Les taux immobiliers sont remontés en septembre

Le mois dernier, les taux immobiliers ont connu leur première hausse depuis près d'un an. En septembre, ils s'établissent à 1,18% en moyenne contre 1,17% le mois précédent.
A-t-on atteint cet été un creux historique ? S'ils restent à un niveau extrêmement bas, les taux de crédit immobilier repartent doucement à la hausse. L'observatoire CSA Crédit Logement constate, en effet, que le taux moyen des crédits immobiliers est passé à 1,18% en septembre contre 1,17% en août.
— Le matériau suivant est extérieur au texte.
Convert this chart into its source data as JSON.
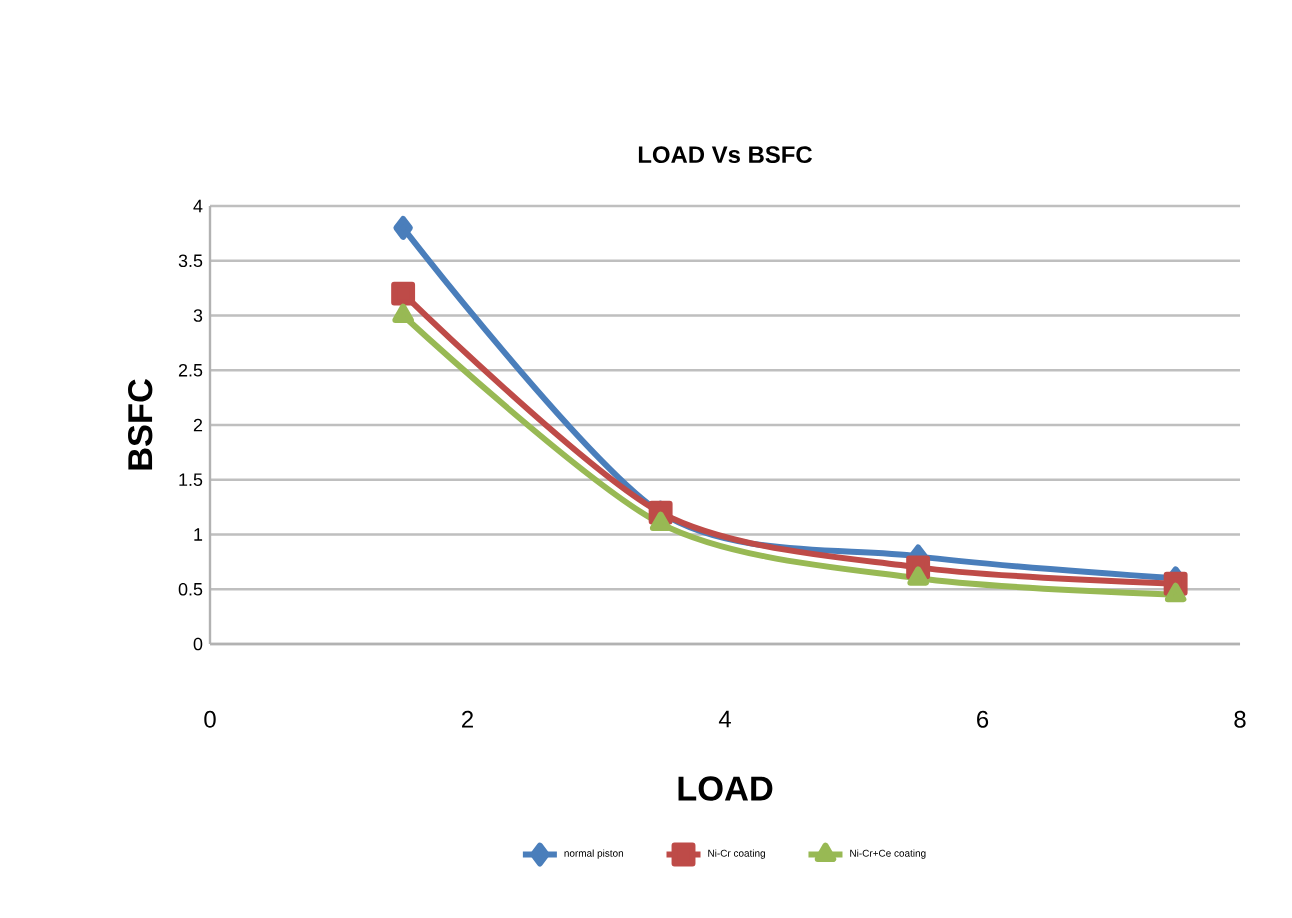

Dans le détail, le taux sur 15 ans était de 0,92% le mois dernier, celui sur 20 ans de 1,08% et celui sur 25 ans de 1,33%. Ainsi, le taux sur 15 ans est remonté par rapport au moins d'août où il atteignait 0,96% et sur 25 ans (1,34%). Mais sur 20 ans, les emprunteurs restent gagnants avec un taux moyen à 1,13%. Une hausse avant de baisser à nouveau ? Il est important de rappeler que ce n'est pas la première fois que les taux connaissent un sursaut à la hausse avant de finalement poursuivre leur repli. Ainsi, le taux moyen était de 1,43% en octobre 2018. Il a connu une légère hausse à 1,44% en novembre, pour finalement baisser à 1,43 en décembre 2018. D'ailleurs, l'Observatoire CSA Crédit Logement constate que les taux s'établissent à 1,13% au 11 octobre 2019. Les taux pourraient donc connaitre un nouveau repli ce mois-ci.
 
Néanmoins, début octobre, Vousfinancer prévenait que les conditions d'obtention des crédits immobiliers se durcissaient. Ainsi certaines banques ont décidé de focaliser les baisses sur la clientèle la plus "haut-de-gamme", les meilleurs profils. Ceux qui détiennent de gros revenus et de gros apports personnels. L'une d'entre elles a même choisi de remonter de 1% l'un de ses taux pour les profils dits "standard". Une autre banque a décidé d'arrêter de financer les prêts sans apport personnel jusqu'à nouvel ordre. Et deux ou trois établissements régionaux ont décidé de ne plus prendre les dossiers apportés par des courtiers. Les banques arrivent au bout des objectifs de production de crédits qu'elles s'étaient fixées et avec des niveaux de marge aussi bas, elles n'ont pas forcément envie d'en faire plus que prévu.